Sunday, March 21, 2010

Citation du 22 mars 2010

Hyppolite – Si je la haïssais, je ne la fuirais pas.

Jean Racine – Phèdre (Acte I, scène 1)

La fuite – 2

Qu’on ne s’y trompe pas : Hyppolite fuit non pas Phèdre, mais Aricie dont les « innocents appâts » commencent à l’émoustiller, ce qui est bien embêtant vu qu’elle est issue d’un clan ennemi. Mais Racine n’écrit pas ici un remake de Roméo et Juliette. Il s’agit de passions, de haine et d’amour.

Pour limiter mon propos, je retiens cette affirmation qui pourrait sembler curieuse : dans la haine, on ne fuit pas. Ce qui ne signifie pas essentiellement qu’on refuse de fuir l’affrontement ; c’est la présence de l’être haï qu’on ne fuit pas ; c’est peut-être même cette présence qu’on recherche.

Il m’est arrivé de penser qu’il y avait une sorte d’abnégation dans la haine : on recherche l’autre haï, pour mieux le combattre. C’est un peu comme ça qu’on imagine les nazis affrontant malgré leur répugnance ceux qu’ils ont considérés comme des sous-hommes – par abnégation, pour en délivrer l’humanité.

Et si ce n’était pas ça ? Si la haine était une délectation ? Si, tout comme l’amour, il y avait un bonheur à haïr ? On aurait d’autant plus de jouissance que l’objet de notre détestation serait plus proche de nous (1)? Et pour cela, pas question de le détruire, il faudrait le cultiver, l’aider à vivre, pour le haïr plus longtemps.

Voilà qui paraît troublant.

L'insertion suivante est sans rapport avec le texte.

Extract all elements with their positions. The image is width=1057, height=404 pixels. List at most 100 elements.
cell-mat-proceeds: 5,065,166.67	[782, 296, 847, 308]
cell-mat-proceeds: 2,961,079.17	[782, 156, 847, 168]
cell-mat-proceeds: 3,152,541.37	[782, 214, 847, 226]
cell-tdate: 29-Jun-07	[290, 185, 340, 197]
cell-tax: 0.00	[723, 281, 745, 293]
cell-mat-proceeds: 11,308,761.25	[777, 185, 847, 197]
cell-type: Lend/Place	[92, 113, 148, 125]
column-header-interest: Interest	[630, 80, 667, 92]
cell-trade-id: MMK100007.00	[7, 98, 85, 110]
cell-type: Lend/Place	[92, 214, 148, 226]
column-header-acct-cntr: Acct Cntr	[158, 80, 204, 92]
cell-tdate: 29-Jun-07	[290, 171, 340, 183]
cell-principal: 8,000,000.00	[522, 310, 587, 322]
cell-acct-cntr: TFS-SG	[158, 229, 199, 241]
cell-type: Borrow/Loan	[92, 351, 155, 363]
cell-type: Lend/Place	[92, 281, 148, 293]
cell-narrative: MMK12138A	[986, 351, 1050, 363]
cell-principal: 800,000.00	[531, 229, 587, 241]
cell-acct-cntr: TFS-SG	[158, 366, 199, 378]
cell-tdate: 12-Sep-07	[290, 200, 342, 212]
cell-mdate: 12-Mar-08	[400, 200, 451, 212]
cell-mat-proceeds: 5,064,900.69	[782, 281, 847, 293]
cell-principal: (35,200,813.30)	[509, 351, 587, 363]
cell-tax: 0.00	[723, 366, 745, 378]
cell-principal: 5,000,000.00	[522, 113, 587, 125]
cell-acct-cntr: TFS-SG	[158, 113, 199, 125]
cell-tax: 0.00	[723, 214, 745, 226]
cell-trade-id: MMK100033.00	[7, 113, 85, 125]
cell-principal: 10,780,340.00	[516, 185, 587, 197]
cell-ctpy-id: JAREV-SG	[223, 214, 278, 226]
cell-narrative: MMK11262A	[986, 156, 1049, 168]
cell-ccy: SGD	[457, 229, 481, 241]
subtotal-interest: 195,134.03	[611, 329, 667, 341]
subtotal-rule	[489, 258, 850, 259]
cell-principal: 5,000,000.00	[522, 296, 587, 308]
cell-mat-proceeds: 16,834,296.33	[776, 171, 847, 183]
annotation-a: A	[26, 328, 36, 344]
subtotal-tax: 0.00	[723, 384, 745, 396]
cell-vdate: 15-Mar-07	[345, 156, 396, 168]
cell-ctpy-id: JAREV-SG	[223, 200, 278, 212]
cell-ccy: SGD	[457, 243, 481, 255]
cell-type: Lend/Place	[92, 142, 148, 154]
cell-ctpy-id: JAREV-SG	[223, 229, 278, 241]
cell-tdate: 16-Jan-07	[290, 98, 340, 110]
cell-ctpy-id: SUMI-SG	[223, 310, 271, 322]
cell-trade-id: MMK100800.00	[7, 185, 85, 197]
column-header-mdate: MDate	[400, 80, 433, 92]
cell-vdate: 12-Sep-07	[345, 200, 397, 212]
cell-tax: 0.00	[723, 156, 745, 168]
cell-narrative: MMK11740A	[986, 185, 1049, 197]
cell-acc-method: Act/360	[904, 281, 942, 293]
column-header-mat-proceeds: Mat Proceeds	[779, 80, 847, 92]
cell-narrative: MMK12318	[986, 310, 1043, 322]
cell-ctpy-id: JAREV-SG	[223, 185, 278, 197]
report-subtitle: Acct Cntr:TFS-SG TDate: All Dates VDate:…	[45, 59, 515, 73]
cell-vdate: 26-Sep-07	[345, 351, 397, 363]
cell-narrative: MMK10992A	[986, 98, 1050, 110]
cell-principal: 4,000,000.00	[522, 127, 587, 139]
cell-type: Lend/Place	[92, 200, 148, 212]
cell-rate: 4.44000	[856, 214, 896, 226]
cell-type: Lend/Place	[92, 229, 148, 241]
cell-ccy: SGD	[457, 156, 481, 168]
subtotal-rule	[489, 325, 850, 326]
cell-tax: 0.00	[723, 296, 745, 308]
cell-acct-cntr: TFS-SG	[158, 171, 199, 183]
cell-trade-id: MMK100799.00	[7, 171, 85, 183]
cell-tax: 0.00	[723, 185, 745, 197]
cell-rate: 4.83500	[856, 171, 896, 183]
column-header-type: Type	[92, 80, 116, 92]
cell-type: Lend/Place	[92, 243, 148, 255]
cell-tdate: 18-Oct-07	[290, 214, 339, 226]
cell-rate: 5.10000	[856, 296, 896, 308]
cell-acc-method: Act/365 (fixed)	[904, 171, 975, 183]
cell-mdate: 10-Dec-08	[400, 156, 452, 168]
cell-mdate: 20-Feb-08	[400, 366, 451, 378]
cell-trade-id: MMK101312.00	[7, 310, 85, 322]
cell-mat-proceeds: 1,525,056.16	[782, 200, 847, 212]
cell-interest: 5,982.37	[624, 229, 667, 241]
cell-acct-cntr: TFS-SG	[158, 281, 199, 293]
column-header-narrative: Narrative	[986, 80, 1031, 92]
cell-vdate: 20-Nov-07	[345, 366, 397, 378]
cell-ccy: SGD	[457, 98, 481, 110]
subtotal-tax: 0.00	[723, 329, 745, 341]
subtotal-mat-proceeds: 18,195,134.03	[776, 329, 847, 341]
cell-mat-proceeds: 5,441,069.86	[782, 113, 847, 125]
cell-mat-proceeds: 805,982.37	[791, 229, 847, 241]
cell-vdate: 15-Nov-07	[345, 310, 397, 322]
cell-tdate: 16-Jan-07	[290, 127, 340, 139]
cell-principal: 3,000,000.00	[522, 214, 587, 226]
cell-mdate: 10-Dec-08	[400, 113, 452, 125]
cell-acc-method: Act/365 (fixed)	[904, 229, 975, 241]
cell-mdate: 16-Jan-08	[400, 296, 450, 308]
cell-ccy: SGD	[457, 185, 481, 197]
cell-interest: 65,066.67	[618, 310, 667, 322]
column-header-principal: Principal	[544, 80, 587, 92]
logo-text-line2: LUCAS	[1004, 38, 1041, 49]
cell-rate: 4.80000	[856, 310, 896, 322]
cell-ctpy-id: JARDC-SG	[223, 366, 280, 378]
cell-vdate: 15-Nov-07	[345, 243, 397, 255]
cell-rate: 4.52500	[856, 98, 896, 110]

Mais parlerions-nous de la haine si ceux qui connaissent cette aversion se contentaient de fuir l’objet détesté à l’autre bout de la terre ? Non, n’est-ce pas. La haine est un sentiment qui s’éveille au contact de l’autre et qui nous incite à le rechercher.

Peut-on expliquer ce paradoxe ? La haine n’est pas seulement un sentiment ; elle est aussi une passion et comme toute passion, elle vise une jouissance. Seulement, la jouissance n’est pas uniquement liée à la souffrance infligée à autrui. Elle est dans toute la préparation qui y mène.

Si on poursuit la comparaison avec l’amour, la haine n’est pas seulement dans la jouissance orgasmique qui consisterait à assassiner notre ennemi ; elle est aussi dans les préliminaires.

Je suppose que je n’ai pas besoin de vous faire un dessin…


(1) C’est un peu la situation que Sartre avait imaginée dans Huis-clos, mais pour lui c’était l’opposé du bonheur, puisque l’enfer, c’est les autres.